Official NSF Award Description for the General Public

The research that the CAREER Award will support belongs to the context of dynamics and geometry. Dynamics is the study of the motion of bodies. Geometry is the study of shape (broadly understood) of objects and spaces.

More specifically, the CAREER Award will support Pelayo's research at the intersection of symplectic geometry, spectral theory and dynamics. Symplectic geometry has its roots in physics, and provides an appropriate mathematical framework to study many problems of physics and chemistry and their quantum counterparts.

Pelayo's research on this topic exhibits the interplay between mathematical and physical theories. Indeed, several groups of physicists and chemists working on modern quantum spectroscopy have been interested in seeing how mathematical methods can contribute to advance their research, and predict new physical phenomena. They have been particularly interested in understanding the global structure of joint energy-momentum spectra of small molecules.

Even more, they have recognized the pivotal role that mathematical invariants play in this problem.

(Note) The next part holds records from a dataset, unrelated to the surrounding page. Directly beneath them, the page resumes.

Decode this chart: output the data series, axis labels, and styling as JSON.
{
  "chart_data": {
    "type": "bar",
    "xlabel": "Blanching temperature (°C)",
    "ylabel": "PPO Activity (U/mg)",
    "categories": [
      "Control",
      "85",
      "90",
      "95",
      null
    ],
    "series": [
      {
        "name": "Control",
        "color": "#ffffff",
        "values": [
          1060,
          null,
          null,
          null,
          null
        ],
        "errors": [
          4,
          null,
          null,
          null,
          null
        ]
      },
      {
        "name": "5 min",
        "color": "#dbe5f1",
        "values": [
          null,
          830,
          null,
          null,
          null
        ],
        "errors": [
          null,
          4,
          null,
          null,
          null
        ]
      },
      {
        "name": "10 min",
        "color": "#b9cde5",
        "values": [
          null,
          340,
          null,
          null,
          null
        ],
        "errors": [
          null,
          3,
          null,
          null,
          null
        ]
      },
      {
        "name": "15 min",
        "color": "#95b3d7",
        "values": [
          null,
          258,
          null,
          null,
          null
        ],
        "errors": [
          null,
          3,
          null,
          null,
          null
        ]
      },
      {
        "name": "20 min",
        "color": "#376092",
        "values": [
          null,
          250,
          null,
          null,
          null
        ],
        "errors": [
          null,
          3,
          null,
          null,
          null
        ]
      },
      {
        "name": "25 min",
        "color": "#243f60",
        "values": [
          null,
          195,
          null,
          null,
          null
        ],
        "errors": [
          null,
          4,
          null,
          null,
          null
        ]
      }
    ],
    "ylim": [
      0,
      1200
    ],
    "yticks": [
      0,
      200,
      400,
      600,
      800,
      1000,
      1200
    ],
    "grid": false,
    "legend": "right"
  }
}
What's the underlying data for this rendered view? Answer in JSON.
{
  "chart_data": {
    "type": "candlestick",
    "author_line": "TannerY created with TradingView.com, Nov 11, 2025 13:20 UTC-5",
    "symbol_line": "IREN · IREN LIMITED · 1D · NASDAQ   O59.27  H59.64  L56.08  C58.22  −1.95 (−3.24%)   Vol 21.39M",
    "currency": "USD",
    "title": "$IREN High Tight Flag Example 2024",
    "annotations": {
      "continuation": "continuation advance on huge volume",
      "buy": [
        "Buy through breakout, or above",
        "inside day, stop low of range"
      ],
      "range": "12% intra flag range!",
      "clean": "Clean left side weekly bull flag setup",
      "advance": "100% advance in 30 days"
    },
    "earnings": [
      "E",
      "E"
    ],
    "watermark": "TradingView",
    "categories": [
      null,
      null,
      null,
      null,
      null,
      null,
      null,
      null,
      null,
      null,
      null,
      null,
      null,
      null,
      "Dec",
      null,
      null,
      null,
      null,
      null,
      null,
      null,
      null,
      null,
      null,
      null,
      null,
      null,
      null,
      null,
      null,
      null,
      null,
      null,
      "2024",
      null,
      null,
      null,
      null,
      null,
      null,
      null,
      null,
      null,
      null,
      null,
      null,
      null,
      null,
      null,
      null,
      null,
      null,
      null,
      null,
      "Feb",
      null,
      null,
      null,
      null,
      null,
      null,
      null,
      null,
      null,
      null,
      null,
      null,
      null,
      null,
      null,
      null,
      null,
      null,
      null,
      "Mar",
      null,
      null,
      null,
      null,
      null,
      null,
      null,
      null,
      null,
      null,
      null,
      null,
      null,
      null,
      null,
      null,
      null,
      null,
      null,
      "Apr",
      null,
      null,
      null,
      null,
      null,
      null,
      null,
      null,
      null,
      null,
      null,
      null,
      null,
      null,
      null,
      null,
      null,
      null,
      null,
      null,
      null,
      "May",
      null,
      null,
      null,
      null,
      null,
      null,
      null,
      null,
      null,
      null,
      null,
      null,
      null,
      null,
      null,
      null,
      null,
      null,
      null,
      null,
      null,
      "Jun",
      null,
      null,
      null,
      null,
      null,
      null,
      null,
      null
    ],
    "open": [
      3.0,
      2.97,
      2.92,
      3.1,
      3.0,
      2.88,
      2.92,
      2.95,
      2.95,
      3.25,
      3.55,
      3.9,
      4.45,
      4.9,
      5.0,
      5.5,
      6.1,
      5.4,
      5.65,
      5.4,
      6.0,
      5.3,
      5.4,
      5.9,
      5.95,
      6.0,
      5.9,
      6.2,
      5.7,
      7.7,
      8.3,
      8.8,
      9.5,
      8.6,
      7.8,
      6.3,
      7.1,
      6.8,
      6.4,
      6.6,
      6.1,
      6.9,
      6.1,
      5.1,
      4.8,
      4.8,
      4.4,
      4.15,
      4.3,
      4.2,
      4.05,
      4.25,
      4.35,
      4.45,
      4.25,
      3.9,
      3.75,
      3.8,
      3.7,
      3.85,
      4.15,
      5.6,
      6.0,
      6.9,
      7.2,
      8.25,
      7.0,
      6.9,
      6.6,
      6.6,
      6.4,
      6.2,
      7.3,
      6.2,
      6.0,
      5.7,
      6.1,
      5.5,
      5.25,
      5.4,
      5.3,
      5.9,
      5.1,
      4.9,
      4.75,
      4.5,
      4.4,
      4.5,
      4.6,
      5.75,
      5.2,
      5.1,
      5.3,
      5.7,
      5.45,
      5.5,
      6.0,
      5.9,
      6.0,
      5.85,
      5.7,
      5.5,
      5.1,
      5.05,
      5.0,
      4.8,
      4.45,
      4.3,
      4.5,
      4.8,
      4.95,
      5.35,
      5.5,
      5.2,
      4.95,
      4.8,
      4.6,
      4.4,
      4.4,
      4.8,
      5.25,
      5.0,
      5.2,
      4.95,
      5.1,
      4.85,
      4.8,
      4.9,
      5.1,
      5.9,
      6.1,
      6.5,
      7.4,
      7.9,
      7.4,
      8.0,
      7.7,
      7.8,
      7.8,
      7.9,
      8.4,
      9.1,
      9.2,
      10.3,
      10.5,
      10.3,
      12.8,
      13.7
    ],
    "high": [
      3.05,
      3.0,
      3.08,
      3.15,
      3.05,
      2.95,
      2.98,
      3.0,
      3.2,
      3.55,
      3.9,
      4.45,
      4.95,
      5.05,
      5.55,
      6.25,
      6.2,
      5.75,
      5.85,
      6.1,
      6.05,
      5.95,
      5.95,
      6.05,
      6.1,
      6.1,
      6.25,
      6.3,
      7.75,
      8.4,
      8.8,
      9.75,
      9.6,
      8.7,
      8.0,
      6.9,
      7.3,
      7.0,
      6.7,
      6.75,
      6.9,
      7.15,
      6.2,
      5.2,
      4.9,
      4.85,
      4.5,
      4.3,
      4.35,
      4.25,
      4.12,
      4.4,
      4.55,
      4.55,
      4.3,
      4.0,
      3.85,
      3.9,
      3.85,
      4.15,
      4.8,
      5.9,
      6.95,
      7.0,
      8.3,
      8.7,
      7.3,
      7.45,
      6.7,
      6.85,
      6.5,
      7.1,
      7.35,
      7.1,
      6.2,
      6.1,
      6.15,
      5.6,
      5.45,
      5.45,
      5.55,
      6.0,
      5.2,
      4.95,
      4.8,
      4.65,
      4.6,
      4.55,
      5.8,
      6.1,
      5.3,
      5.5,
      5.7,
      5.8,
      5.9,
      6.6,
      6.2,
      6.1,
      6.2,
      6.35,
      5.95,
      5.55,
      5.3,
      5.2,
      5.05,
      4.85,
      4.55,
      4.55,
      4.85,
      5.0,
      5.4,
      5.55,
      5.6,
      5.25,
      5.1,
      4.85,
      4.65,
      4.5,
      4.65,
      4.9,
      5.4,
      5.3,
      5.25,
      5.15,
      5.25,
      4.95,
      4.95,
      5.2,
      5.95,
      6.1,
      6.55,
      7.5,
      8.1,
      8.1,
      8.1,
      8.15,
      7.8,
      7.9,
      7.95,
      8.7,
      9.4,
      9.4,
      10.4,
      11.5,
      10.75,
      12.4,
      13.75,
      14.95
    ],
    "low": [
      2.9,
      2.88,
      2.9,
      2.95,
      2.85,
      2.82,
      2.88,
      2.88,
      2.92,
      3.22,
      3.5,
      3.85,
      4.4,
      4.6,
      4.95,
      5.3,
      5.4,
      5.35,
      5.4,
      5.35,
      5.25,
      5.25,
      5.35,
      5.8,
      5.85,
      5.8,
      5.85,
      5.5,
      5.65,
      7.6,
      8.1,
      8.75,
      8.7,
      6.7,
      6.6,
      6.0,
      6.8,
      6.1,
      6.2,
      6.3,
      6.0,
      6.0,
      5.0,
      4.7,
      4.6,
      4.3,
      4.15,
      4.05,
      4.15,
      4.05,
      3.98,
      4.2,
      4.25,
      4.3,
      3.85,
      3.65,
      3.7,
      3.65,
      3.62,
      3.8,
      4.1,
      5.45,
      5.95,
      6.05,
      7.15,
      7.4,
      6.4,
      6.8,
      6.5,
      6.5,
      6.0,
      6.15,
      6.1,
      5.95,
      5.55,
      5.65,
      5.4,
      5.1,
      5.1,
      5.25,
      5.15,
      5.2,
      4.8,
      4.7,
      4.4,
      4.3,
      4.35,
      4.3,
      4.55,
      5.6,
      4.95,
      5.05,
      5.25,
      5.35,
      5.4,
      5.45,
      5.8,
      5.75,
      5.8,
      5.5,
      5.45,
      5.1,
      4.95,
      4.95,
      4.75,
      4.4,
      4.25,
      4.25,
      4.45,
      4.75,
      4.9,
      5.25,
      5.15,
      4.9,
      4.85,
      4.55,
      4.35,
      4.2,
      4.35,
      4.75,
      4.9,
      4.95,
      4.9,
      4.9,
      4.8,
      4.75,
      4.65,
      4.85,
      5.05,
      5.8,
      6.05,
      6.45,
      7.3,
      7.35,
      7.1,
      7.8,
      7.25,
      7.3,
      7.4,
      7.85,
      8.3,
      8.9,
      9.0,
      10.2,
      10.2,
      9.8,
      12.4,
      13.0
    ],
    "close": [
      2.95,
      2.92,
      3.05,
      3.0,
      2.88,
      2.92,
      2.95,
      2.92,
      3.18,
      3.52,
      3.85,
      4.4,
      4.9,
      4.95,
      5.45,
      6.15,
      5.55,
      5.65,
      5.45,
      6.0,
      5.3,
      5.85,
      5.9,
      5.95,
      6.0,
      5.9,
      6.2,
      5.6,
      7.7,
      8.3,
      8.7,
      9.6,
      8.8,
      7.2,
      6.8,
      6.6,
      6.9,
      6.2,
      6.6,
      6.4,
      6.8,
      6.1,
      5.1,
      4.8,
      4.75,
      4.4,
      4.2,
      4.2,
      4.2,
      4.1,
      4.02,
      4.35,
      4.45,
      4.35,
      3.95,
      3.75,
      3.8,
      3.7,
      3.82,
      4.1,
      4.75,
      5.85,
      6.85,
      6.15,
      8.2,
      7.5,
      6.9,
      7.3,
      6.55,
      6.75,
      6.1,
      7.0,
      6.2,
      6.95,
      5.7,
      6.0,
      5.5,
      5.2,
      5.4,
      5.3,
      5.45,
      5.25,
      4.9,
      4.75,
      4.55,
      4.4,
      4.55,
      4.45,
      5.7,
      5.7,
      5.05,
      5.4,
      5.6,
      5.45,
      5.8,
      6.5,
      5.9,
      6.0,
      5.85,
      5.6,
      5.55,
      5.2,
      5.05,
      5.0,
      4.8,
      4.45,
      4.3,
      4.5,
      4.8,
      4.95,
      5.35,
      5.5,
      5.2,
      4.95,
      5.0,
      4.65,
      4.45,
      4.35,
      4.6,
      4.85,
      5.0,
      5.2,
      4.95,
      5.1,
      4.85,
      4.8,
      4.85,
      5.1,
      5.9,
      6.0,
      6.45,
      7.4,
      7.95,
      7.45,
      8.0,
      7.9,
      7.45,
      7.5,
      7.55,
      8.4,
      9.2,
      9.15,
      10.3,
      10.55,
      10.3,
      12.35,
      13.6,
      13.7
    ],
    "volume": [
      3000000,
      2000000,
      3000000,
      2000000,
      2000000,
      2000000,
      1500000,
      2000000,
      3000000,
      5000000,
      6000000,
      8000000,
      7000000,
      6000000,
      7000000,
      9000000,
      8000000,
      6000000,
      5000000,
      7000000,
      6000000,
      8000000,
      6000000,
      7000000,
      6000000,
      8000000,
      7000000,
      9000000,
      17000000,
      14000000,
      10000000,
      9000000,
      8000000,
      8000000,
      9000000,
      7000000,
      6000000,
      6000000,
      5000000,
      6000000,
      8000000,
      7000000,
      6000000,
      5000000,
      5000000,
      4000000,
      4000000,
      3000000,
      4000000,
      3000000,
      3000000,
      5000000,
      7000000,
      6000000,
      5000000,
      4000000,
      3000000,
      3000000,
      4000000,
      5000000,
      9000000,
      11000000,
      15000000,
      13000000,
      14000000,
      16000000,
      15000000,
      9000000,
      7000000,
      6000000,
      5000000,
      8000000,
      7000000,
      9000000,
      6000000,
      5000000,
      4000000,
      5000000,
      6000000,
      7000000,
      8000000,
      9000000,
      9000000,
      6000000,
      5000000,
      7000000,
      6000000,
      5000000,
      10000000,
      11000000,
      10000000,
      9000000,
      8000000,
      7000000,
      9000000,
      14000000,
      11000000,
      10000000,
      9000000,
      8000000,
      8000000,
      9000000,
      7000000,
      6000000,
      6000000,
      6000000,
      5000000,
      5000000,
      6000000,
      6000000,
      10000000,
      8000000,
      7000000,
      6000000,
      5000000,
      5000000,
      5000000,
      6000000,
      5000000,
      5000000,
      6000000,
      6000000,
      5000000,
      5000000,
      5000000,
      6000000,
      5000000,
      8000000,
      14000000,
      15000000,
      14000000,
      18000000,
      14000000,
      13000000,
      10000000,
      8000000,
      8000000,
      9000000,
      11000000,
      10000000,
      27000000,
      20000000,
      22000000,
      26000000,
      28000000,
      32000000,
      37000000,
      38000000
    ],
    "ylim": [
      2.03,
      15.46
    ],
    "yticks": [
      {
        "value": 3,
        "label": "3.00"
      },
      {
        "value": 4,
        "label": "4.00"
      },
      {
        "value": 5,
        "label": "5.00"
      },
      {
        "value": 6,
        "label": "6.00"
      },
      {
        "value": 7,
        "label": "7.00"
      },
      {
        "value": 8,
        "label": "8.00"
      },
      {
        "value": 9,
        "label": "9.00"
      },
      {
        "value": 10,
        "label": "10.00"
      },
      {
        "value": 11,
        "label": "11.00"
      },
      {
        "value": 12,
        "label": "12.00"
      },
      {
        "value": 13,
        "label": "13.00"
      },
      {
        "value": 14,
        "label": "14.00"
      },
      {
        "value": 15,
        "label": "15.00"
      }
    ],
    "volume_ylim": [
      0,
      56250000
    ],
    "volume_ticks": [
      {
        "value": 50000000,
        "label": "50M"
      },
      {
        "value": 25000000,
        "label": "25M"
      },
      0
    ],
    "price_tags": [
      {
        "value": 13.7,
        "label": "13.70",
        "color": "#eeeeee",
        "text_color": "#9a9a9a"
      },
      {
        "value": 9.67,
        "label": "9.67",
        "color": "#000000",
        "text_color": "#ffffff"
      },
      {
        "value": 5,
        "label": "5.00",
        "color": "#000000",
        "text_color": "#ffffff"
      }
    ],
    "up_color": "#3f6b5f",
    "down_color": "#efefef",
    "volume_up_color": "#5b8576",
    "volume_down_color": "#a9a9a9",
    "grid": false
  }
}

Their works have motivated a large number of mathematical questions. The physicists have asked whether one can single out an optimal set of mathematical invariants that would characterize a physical system and then detect these invariants in the spectrum of the system. The detection of the invariants in the system spectrum will allow us to reconstruct the system and hence predict new phenomena. The CAREER Award will support Pelayo's investigations into this crucial question.

These applications to quantum molecular spectroscopy are integrated in Pelayo's approach of employing methods from pure mathematics (symplectic and spectral theory, microlocal analysis) to address problems from the applied sciences. More generally, Pelayo's research is focused on a fundamental type of physical system, the so called integrable systems.

One can find direct applications of integrable systems in numerous contexts. Some such examples are nonlinear control, locomotion generation in robotics, elasticity theory, plasma physics, field theory and planetary mission design.